Africargus.com. – À l’occasion d’un panel sur la sécurité routière organisé par le Conseil économique, social et environnemental (Cese) de Dakar au Sénégal, plusieurs voix se sont élevées pour envoyer ces véritables institutions des transports sénégalais au musée.

Les routes tuent beaucoup trop au Sénégal en Afrique en général, tous les participants du panel intitulé « Le civisme et la sécurité routière » se sont accordés sur ce point. À l’heure de déterminer les causes des accidents aussi, le consensus a été de mise : 90% de facteurs comportementaux, 3% de défauts d’infrastructures et 7% de causes liées à l’état général du véhicule.
Ce dernier point, pourtant largement mineur par rapport au facteur humain, a donné lieu à quelques communications et échanges dans l’enceinte du Cese. Les participants se sont accordés sur le fait qu’il fallait urgemment renouveler le parc sénégalais de véhicules en circulation. Les véhicules particuliers auraient 26 ans d’âge moyen dans le pays, les véhicules de transport 31 ans…

Le problème serait encore plus aigu concernant les cars rapides. Selon diverses sources, ils seraient arrivés au Sénégal entre 1975 et 1976, après avoir vécu une première vie en France.

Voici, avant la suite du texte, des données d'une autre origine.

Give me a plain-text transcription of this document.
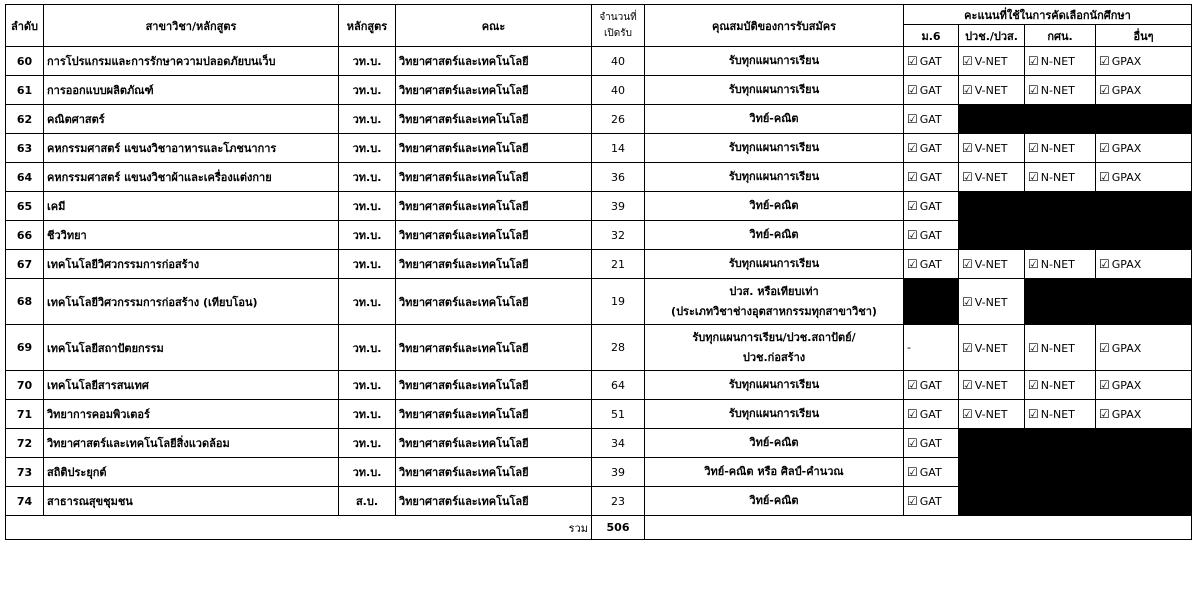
ลำดับ	สาขาวิชา/หลักสูตร	หลักสูตร	คณะ	จำนวนที่
เปิดรับ	คุณสมบัติของการรับสมัคร	คะแนนที่ใช้ในการคัดเลือกนักศึกษา			
						ม.6	ปวช./ปวส.	กศน.	อื่นๆ
60	การโปรแกรมและการรักษาความปลอดภัยบนเว็บ	วท.บ.	วิทยาศาสตร์และเทคโนโลยี	40	รับทุกแผนการเรียน	☑ GAT	☑ V-NET	☑ N-NET	☑ GPAX
61	การออกแบบผลิตภัณฑ์	วท.บ.	วิทยาศาสตร์และเทคโนโลยี	40	รับทุกแผนการเรียน	☑ GAT	☑ V-NET	☑ N-NET	☑ GPAX
62	คณิตศาสตร์	วท.บ.	วิทยาศาสตร์และเทคโนโลยี	26	วิทย์-คณิต	☑ GAT			
63	คหกรรมศาสตร์ แขนงวิชาอาหารและโภชนาการ	วท.บ.	วิทยาศาสตร์และเทคโนโลยี	14	รับทุกแผนการเรียน	☑ GAT	☑ V-NET	☑ N-NET	☑ GPAX
64	คหกรรมศาสตร์ แขนงวิชาผ้าและเครื่องแต่งกาย	วท.บ.	วิทยาศาสตร์และเทคโนโลยี	36	รับทุกแผนการเรียน	☑ GAT	☑ V-NET	☑ N-NET	☑ GPAX
65	เคมี	วท.บ.	วิทยาศาสตร์และเทคโนโลยี	39	วิทย์-คณิต	☑ GAT			
66	ชีววิทยา	วท.บ.	วิทยาศาสตร์และเทคโนโลยี	32	วิทย์-คณิต	☑ GAT			
67	เทคโนโลยีวิศวกรรมการก่อสร้าง	วท.บ.	วิทยาศาสตร์และเทคโนโลยี	21	รับทุกแผนการเรียน	☑ GAT	☑ V-NET	☑ N-NET	☑ GPAX
68	เทคโนโลยีวิศวกรรมการก่อสร้าง (เทียบโอน)	วท.บ.	วิทยาศาสตร์และเทคโนโลยี	19	ปวส. หรือเทียบเท่า
(ประเภทวิชาช่างอุตสาหกรรมทุกสาขาวิชา)		☑ V-NET		
69	เทคโนโลยีสถาปัตยกรรม	วท.บ.	วิทยาศาสตร์และเทคโนโลยี	28	รับทุกแผนการเรียน/ปวช.สถาปัตย์/
ปวช.ก่อสร้าง	-	☑ V-NET	☑ N-NET	☑ GPAX
70	เทคโนโลยีสารสนเทศ	วท.บ.	วิทยาศาสตร์และเทคโนโลยี	64	รับทุกแผนการเรียน	☑ GAT	☑ V-NET	☑ N-NET	☑ GPAX
71	วิทยาการคอมพิวเตอร์	วท.บ.	วิทยาศาสตร์และเทคโนโลยี	51	รับทุกแผนการเรียน	☑ GAT	☑ V-NET	☑ N-NET	☑ GPAX
72	วิทยาศาสตร์และเทคโนโลยีสิ่งแวดล้อม	วท.บ.	วิทยาศาสตร์และเทคโนโลยี	34	วิทย์-คณิต	☑ GAT			
73	สถิติประยุกต์	วท.บ.	วิทยาศาสตร์และเทคโนโลยี	39	วิทย์-คณิต หรือ ศิลป์-คำนวณ	☑ GAT			
74	สาธารณสุขชุมชน	ส.บ.	วิทยาศาสตร์และเทคโนโลยี	23	วิทย์-คณิต	☑ GAT			
รวม				506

Ces engins, pour l’essentiel des Saviem SG2 (fabriqués entre 1965 et 1982), témoignent de millions de kilomètres, n’ont plus de vitres, pas de direction assistée et surtout des freins en rapport avec les véhicules de leur époque :

« Comment des véhicules comme les cars rapides et les 7 places, qui ont plus de 40 ans et qui dans les régions sont devenus des cercueils roulants peuvent-ils passer la visite technique ? » s’est ainsi interrogé un participant au panel.

Huit cents nouveaux bus

Le problème serait visiblement en passe d’être traité. Selon Thierno Birahim Aw, le directeur du Conseil exécutif des transports urbains de Dakar au Sénégal (Cetud) cité par Quotidien, 1607 cars rapides et autres Ndiaga Ndiaye auraient déjà été renouvelés. La dernière étape du renouvellement du parc aurait même débuté, « avec l’introduction de 800 véhicules en deux phases » qui vont « permettre d’assainir complètement le parc de mini-bus » d’après le directeur.
La fin de ces vénérables utilitaires français sera sans doute une bonne nouvelle pour la sécurité et l’environnement sénégalais. Il n’en reste pas moins que les accidents de la route sont surtout causés par l’imprudence des hommes :

« Les accidents, nous l’avons dit, relèvent à 90% du comportement. Ne faudrait-il pas déplacer le contrôle technique du véhicule vers un contrôle annuel du comportement du conducteur ? Au moins pour les conducteurs de transport en commun » a fait savoir l’un des intervenants du panel…
La route occasionne environ 600 décès et 4000 blessés par an au Sénégal.